Now don't get me wrong, I was trying. I was studying. My classmate Eboni and I were often at school studying well after midnight. But for some reason, for the first time in my life, I developed test anxiety. Maybe being told that I might be one of the ones to fail was part of it. But I went into each test more nervous than I'd been about anything in my life, thinking "if I fail this test... there are only two other exams in this class... did I study enough, etc" and I'd go in, take my seat, and my mind went blank. I'd often spend the first 20 minutes of an exam so freaked out, then have to rush to try to finish in the 40 minutes that remained. I'd second guess myself and often ended up changing correct answers to incorrect ones. I started having an upset stomach the day of each exam. Quite frankly after all that I was going through each exam day, "passing" was good enough for me. Before I knew it, Cs became a standard for me, and I was just happy they weren't Ds or Fs, and was reminded constantly by classmates and others that C=DVM. But it doesn't. When your test anxiety leads you to the point where you make a D and end up meeting with the academic committee, C no longer equals DVM. At that point the Cs tell them that you aren't trying hard enough, that if they gave you another chance you would still just barely scrape through.

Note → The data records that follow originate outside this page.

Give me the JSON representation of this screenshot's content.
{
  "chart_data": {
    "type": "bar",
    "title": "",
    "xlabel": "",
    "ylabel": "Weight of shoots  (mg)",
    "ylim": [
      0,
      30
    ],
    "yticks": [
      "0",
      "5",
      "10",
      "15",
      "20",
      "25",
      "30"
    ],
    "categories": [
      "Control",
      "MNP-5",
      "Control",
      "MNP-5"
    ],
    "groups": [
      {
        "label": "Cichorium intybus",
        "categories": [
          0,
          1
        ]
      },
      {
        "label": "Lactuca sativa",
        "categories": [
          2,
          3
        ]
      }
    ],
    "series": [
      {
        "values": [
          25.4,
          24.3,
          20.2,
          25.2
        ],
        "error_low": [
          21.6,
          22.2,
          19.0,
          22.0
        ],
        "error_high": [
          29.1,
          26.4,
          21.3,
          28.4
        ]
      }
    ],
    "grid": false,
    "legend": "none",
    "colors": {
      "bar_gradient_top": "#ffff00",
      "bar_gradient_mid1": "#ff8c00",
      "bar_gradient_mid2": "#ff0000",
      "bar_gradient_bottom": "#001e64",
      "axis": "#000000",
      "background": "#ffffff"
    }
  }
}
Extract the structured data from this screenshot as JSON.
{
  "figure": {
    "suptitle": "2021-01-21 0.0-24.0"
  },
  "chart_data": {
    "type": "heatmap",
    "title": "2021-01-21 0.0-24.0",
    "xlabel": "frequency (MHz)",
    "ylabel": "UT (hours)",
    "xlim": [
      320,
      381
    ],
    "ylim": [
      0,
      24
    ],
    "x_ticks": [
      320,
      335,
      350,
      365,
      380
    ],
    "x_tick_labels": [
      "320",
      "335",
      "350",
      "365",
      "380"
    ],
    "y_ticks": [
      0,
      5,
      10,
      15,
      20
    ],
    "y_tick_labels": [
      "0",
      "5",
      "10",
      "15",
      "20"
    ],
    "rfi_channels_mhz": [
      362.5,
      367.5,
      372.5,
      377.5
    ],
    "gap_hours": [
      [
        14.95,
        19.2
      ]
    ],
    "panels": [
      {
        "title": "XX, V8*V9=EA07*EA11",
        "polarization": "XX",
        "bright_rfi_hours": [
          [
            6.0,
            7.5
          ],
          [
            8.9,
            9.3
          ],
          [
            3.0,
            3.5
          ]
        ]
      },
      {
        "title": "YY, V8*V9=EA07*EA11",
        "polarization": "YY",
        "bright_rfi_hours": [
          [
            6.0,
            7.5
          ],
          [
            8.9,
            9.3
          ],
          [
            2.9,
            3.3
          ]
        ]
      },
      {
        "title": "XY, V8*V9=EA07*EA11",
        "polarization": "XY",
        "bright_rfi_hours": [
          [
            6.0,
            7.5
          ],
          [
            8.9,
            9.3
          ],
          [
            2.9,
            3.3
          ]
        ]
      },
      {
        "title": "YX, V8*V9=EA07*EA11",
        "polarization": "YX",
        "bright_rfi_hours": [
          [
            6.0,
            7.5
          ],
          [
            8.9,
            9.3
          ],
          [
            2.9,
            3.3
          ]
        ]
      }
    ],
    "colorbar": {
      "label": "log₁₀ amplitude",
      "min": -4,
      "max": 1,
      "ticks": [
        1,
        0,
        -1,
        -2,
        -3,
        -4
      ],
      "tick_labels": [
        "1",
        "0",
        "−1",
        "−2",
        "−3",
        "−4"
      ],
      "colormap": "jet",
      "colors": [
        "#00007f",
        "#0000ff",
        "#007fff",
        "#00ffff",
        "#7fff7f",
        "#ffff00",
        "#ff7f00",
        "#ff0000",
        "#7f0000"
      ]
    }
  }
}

Once the committee dismissed me, I was angry. I was angry at them for not understanding that I was retaining more information than my test scores showed. The test anxiety brought my scores down but the information was there in my brain. I was angry at myself for not seeking help with the anxiety sooner. I was angry that I let myself get caught in a web of mediocrity knowing that I have always been the type to strive for excellence in all that I do. I couldn't help but think 'if I'd had more As and Bs they would have been willing to give me another chance." But at the same time I knew that because the test anxiety was there, the scores wouldn't have been where they needed to be to show the committee that I was learning and I deserved to be there.
So I made a decision. No more mediocre me. I would get help with the anxiety and remove "C equals DVM" from my mind and my vocabulary. Cs weren't good enough for me in high school or college, and they damn sure won't be good enough now. Now that I've been admitted to another vet school, I finished my first semester with 1 A and 3 Bs, and I plan to do even better this semester. Being mediocre is like being at the edge of a cliff, where one mistake can cause you to plummet into the deep abyss of failure. For some people being "good enough" is good enough, but for me it never was, and it never shall be again.